Michel Juneau-Katsuya, expert en protection de la vie privée, estime que le Québec doit trouver son propre équilibre. « On ne peut pas simplement adopter les approches américaines concernant les caméras corporelles, » m’a-t-il expliqué lors de notre entretien dans son bureau au centre-ville. « Le cadre juridique et le contexte culturel québécois exigent une mise en œuvre réfléchie qui respecte la vie privée tout en garantissant la responsabilisation. »

À Parc-Extension, un quartier connu pour ses vibrantes communautés immigrantes, les résidents expriment à la fois tristesse et frustration. Fatima Rahman, organisatrice communautaire, m’a confié que « beaucoup de nouveaux Canadiens se sentent déjà hésitants à appeler les autorités. Cette tragédie approfondit cette peur. »

Hier, j’ai visité le mémorial grandissant près du lieu de l’incident. Des notes manuscrites en français, anglais, farsi et plusieurs autres langues entouraient les photographies du jeune Rezayi. Parmi les fleurs et les bougies, j’ai remarqué plusieurs messages écrits par des adolescents – un rappel que cette tragédie résonne profondément chez les jeunes Montréalais.

L’enquête du BEI se poursuit, avec des conclusions complètes attendues dans les prochains mois. Entre-temps, les leaders communautaires réclament des changements immédiats dans la façon dont la police répond aux crises de santé mentale.

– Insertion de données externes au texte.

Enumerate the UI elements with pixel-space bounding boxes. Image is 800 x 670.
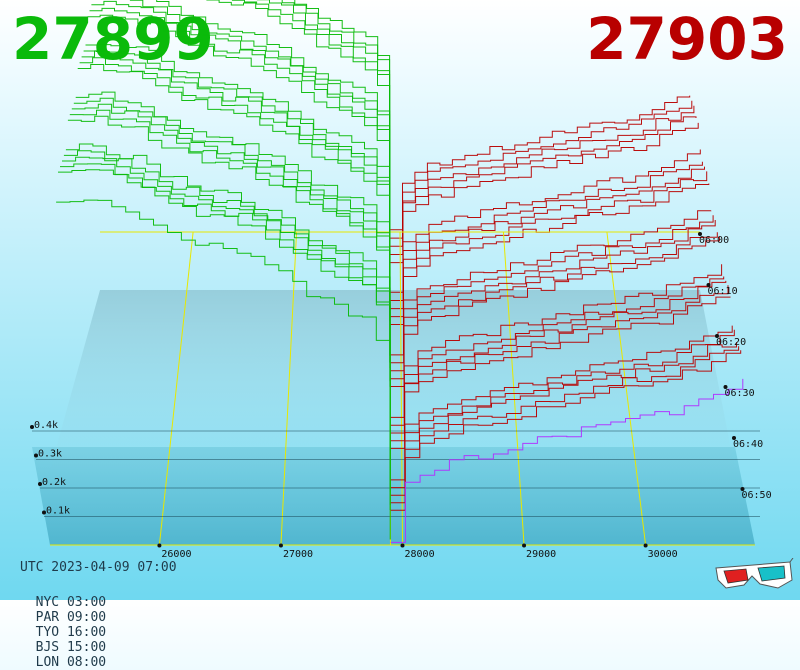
volume-tick-marker xyxy=(34,453,38,458)
y-tick-label: 0.2k xyxy=(42,477,66,488)
x-tick-label: 27000 xyxy=(283,549,313,560)
bid-depth-line xyxy=(87,14,391,322)
volume-tick-marker xyxy=(42,510,46,515)
price-gridline xyxy=(280,231,298,546)
price-tick-marker xyxy=(157,543,162,548)
ask-depth-line xyxy=(390,280,727,434)
bid-depth-line xyxy=(129,0,391,305)
ask-depth-line xyxy=(390,116,697,255)
3d-glasses-icon[interactable] xyxy=(714,558,794,594)
utc-time: UTC 2023-04-09 07:00 xyxy=(20,560,177,575)
ask-depth-line xyxy=(390,149,701,293)
ask-depth-line xyxy=(390,220,716,372)
time-tick-marker xyxy=(723,385,728,389)
timezone-lon: LON 08:00 xyxy=(35,655,107,670)
bid-depth-line xyxy=(67,115,391,453)
ask-depth-line xyxy=(390,100,693,239)
timezone-nyc: NYC 03:00 xyxy=(35,595,107,610)
bid-depth-line xyxy=(294,0,391,231)
volume-tick-marker xyxy=(30,425,34,429)
ask-depth-line xyxy=(390,232,718,380)
ask-depth-line xyxy=(390,166,705,310)
bid-depth-line xyxy=(256,0,391,245)
time-tick-marker xyxy=(706,283,711,287)
price-gridline xyxy=(502,231,525,546)
bid-depth-line xyxy=(58,169,391,510)
y-tick-label: 0.4k xyxy=(34,420,58,431)
bid-depth-line xyxy=(85,44,391,356)
bid-depth-line xyxy=(89,7,391,316)
bid-depth-line xyxy=(63,150,391,487)
price-tick-marker xyxy=(643,543,648,548)
floor-plane xyxy=(32,447,755,545)
ask-depth-line xyxy=(390,122,699,264)
time-tick-label: 06:50 xyxy=(742,490,772,501)
time-tick-label: 06:10 xyxy=(708,286,738,297)
timezone-par: PAR 09:00 xyxy=(35,610,107,625)
time-tick-label: 06:40 xyxy=(733,439,763,450)
ask-depth-line xyxy=(390,95,691,231)
price-tick-marker xyxy=(278,543,283,548)
price-gridline xyxy=(158,231,194,546)
ask-depth-line xyxy=(390,105,695,247)
ask-depth-line xyxy=(390,346,740,504)
ask-depth-line xyxy=(390,325,733,481)
bid-depth-line xyxy=(56,199,391,540)
ask-depth-line xyxy=(390,171,708,318)
ask-depth-line xyxy=(390,276,725,426)
y-tick-label: 0.1k xyxy=(46,506,70,517)
ask-depth-line xyxy=(390,236,720,387)
x-tick-label: 30000 xyxy=(648,549,678,560)
price-tick-marker xyxy=(400,543,405,548)
depth-chart: 26000 27000 28000 29000 30000 0.1k 0.2k 0.3k 0.4… xyxy=(30,0,772,560)
y-tick-label: 0.3k xyxy=(38,449,62,460)
ask-depth-line xyxy=(390,183,710,325)
bid-depth-line xyxy=(156,0,391,291)
time-tick-marker xyxy=(715,334,719,338)
time-tick-label: 06:20 xyxy=(716,337,746,348)
time-tick-label: 06:30 xyxy=(725,388,755,399)
ask-price: 27903 xyxy=(586,5,788,73)
ask-depth-line xyxy=(390,161,703,301)
ask-depth-line xyxy=(390,350,742,511)
price-gridline xyxy=(606,231,647,546)
time-tick-marker xyxy=(740,487,745,491)
price-tick-marker xyxy=(522,543,527,548)
latest-ask-depth-line xyxy=(390,378,744,543)
timezone-tyo: TYO 16:00 xyxy=(35,625,107,640)
ask-depth-line xyxy=(390,210,712,356)
ask-depth-line xyxy=(390,342,737,496)
time-tick-marker xyxy=(698,232,702,236)
bid-depth-line xyxy=(206,0,391,264)
back-plane xyxy=(50,290,735,470)
time-tick-label: 06:00 xyxy=(699,235,729,246)
ask-depth-line xyxy=(390,329,735,489)
x-tick-label: 29000 xyxy=(526,549,556,560)
timezone-bar: NYC 03:00 PAR 09:00 TYO 16:00 BJS 15:00 … xyxy=(20,580,130,670)
x-tick-label: 28000 xyxy=(405,549,435,560)
bid-depth-line xyxy=(281,0,391,239)
ask-depth-line xyxy=(390,215,714,364)
x-tick-label: 26000 xyxy=(161,549,191,560)
ask-depth-line xyxy=(390,264,723,418)
bid-depth-line xyxy=(231,0,391,258)
timezone-bjs: BJS 15:00 xyxy=(35,640,107,655)
time-tick-marker xyxy=(732,436,736,440)
volume-tick-marker xyxy=(38,482,42,486)
bid-depth-line xyxy=(77,64,391,387)
bid-depth-line xyxy=(91,0,391,310)
ask-depth-line xyxy=(390,285,729,442)
ask-depth-line xyxy=(390,296,731,449)
price-gridline xyxy=(399,231,403,546)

Dr. Marcel Émond, médecin urgentiste et chercheur au CHU de Québec, préconise l’expansion des équipes mobiles d’intervention de crise. « Nous avons besoin de professionnels de la santé mentale comme premiers intervenants dans ces situations, » m’a-t-il dit. « La présence policière peut parfois aggraver plutôt que désamorcer une crise. »

Alors que Montréal va de l’avant, la conversation sur les caméras corporelles a évolué de la question de savoir si les agents devraient les porter à comment les images devraient éclairer les changements de politique. Cette tragédie pourrait finalement remodeler la façon dont notre ville aborde à la fois le maintien de l’ordre et l’intervention en santé mentale.

Les semaines à venir apporteront probablement des manifestations, des discussions politiques et des conversations communautaires douloureuses. Pour la famille de Nooran Rezayi, cependant, ces débats arrivent trop tard. Leur deuil privé est devenu un catalyseur public pour le changement – une responsabilité qu’ils n’ont jamais demandé à porter.

Pour ceux d’entre nous qui considèrent Montréal comme notre chez-nous, ce moment exige une réflexion honnête sur la façon dont nous protégeons nos plus vulnérables et sur ce que signifie vraiment la responsabilité dans le maintien de l’ordre moderne. Les images des caméras corporelles n’offrent pas de réponses faciles, mais elles nous empêchent de détourner le regard des questions difficiles.